Education Minister Provincial Assembly of Balochistan
- In office 13 January 2016 – 2018
- Constituency: PB-22 (Sibi-II)

Member of the Provincial Assembly of Balochistan
- In office 31 May 2013 – 2018
- In office 2002–2007

Minister for information Provincial Assembly of Balochistan
- In office June 2013 – December 2016

Personal details
- Born: 4 May 1954 (age 71) Ziarat, Baluchistan, Pakistan
- Party: Pashtunkhwa Milli Awami Party
- Alma mater: University of Balochistan
- Occupation: Politician

= Abdul Rahim Ziaratwal =

Pakistani politician

Abdul Rahim Khan Ziaratwal (borne 4 May 1954) is a Pakistani politician hailing from Ziarat, Balochistan and belongs to Pashtunkhwa Milli Awami Party. He served currently serving as Minister of Education of Balochistan. He is also serving as committee member of Finance Committee and Public Accounts Committee.

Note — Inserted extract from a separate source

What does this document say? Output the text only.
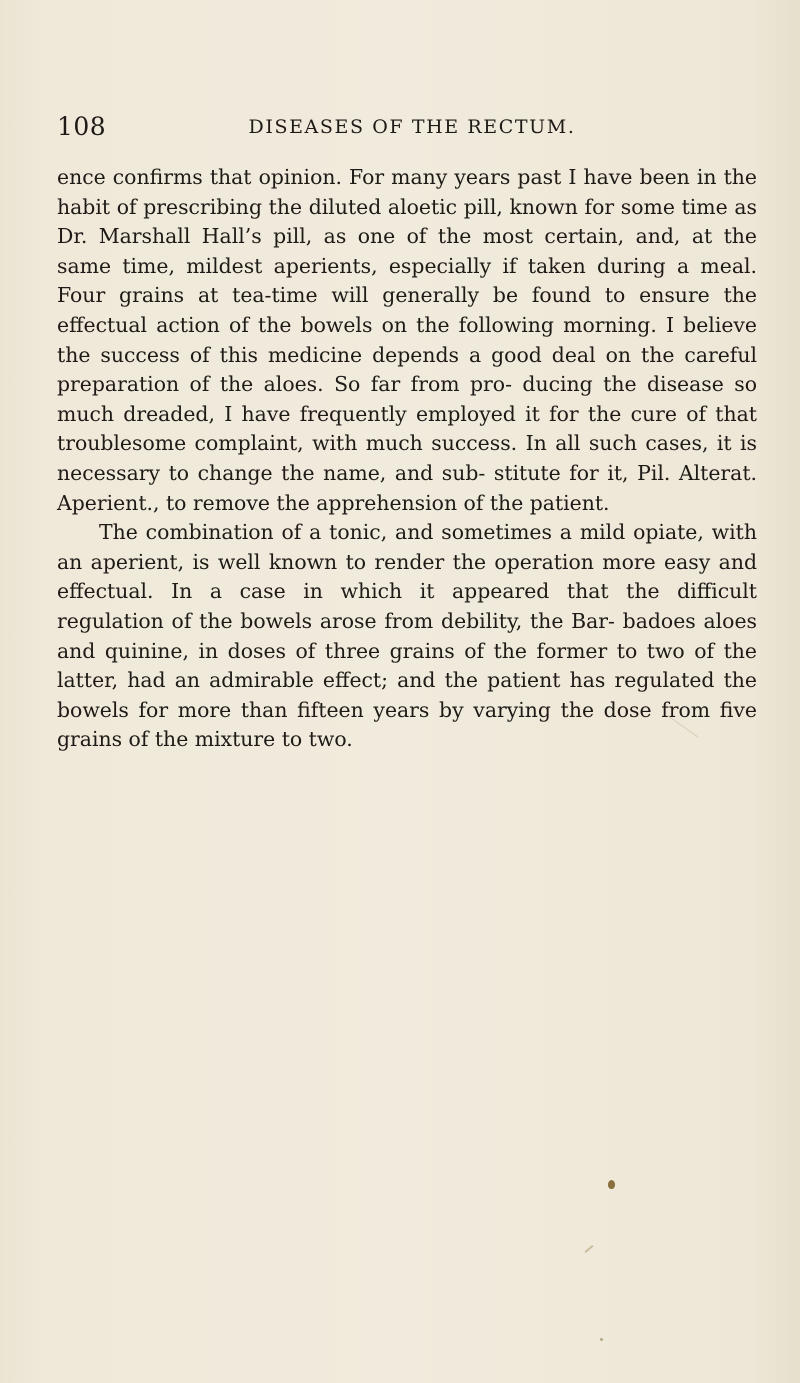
108	DISEASES OF THE RECTUM.

ence confirms that opinion. For many years past I have been in the habit of prescribing the diluted aloetic pill, known for some time as Dr. Marshall Hall’s pill, as one of the most certain, and, at the same time, mildest aperients, especially if taken during a meal. Four grains at tea-time will generally be found to ensure the effectual action of the bowels on the following morning. I believe the success of this medicine depends a good deal on the careful preparation of the aloes. So far from pro- ducing the disease so much dreaded, I have frequently employed it for the cure of that troublesome complaint, with much success. In all such cases, it is necessary to change the name, and sub- stitute for it, Pil. Alterat. Aperient., to remove the apprehension of the patient.

The combination of a tonic, and sometimes a mild opiate, with an aperient, is well known to render the operation more easy and effectual. In a case in which it appeared that the difficult regulation of the bowels arose from debility, the Bar- badoes aloes and quinine, in doses of three grains of the former to two of the latter, had an admirable effect; and the patient has regulated the bowels for more than fifteen years by varying the dose from five grains of the mixture to two.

== Education and political career ==
Abdul Rahim Ziaratwal belong to Tareen tribe. He achieved the degree of BA, Msc in Statistics and LLB from University of Balochistan. He was elected as a Member of the Provincial Assembly of Balochistan from 2000 to 2007 in the 2002 General Elections. He is also served as the Chairman of Legislative Development Steering Committee of USAID PLSP. He is also served as board member of Pashtoonkhwa Blood Bank. He is also served as Minister of Information in the Provincial Assembly of Balochistan.